Being surface piercings, nape piercings require special jewelry to minimize the risk of piercing migration and rejection. Both surface bars and barbells with bars made from flexible material, such as tygon or teflon, are commonly used as both initial and long term jewelry in nape piercings. More appropriate is titanium, which, due to lack of nickel, is less prone to irritation of surrounding skin. For most surface nape piercings, a quality piercing is done in two steps with different bars, one with long rises (used at time of piercing) to allow for initial swelling, and the second bar (shorter rises with balls a few mm from skin) to be inserted months later once most (if not all) healing has taken place. Other similar jewelry include specially made and bent barbells.

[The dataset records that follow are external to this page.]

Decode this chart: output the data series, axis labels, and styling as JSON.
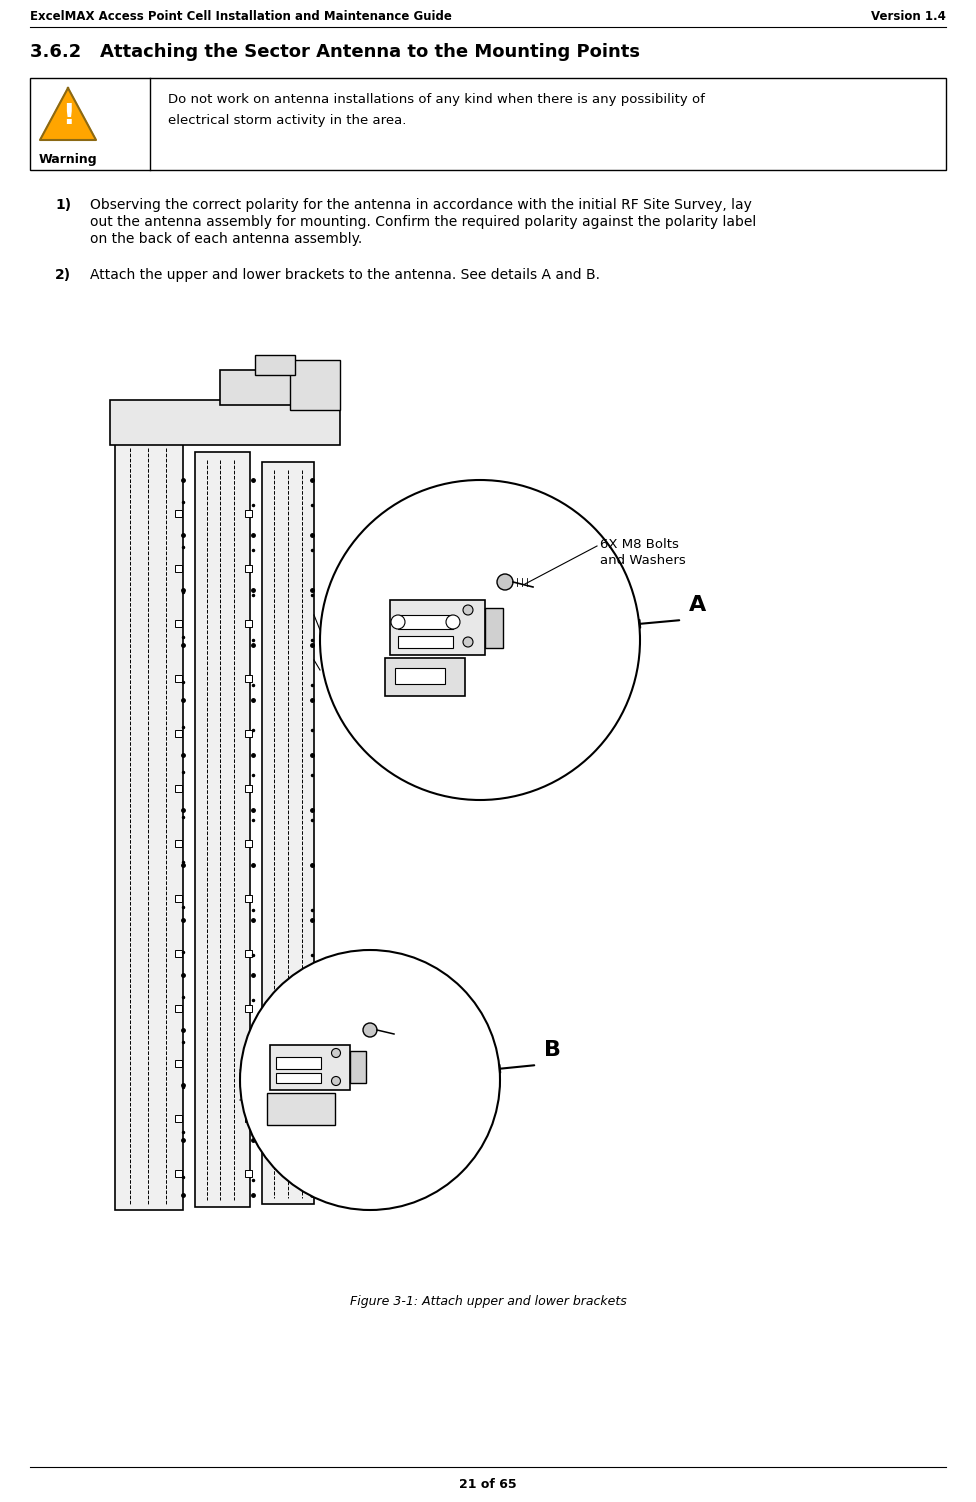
{
  "header_left": "ExcelMAX Access Point Cell Installation and Maintenance Guide",
  "header_right": "Version 1.4",
  "section_title": "3.6.2   Attaching the Sector Antenna to the Mounting Points",
  "warning_label": "Warning",
  "warning_line1": "Do not work on antenna installations of any kind when there is any possibility of",
  "warning_line2": "electrical storm activity in the area.",
  "step1_num": "1)",
  "step1_lines": [
    "Observing the correct polarity for the antenna in accordance with the initial RF Site Survey, lay",
    "out the antenna assembly for mounting. Confirm the required polarity against the polarity label",
    "on the back of each antenna assembly."
  ],
  "step2_num": "2)",
  "step2_text": "Attach the upper and lower brackets to the antenna. See details A and B.",
  "figure_caption": "Figure 3-1: Attach upper and lower brackets",
  "page_footer": "21 of 65",
  "bolt_label_line1": "6X M8 Bolts",
  "bolt_label_line2": "and Washers",
  "label_A": "A",
  "label_B": "B",
  "bg_color": "#ffffff",
  "text_color": "#000000"
}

Somewhat less common are surface anchors, commonly made from surgical implant-grade titanium. A surface anchor has two parts: a base or foot which is inserted under the dermis during the piercing process and which incorporates a stem exposed to the surface, and a decorative disc or ball of jewelry which typically appears flush with the surface of the skin. Surface anchor nape piercings are most commonly found placed symmetrically on either side of the spine at the nape.

==History and culture==
Nape piercings, like most surface piercings, are of completely contemporary origin. Numerous urban legends and popular culture myths associate nape piercings with a potential for spinal or nerve damage, due to their location. Nape piercings do not interact with nerve tissue more or less than any other surface piercing, and there is no risk of nerve damage associated with nape piercings.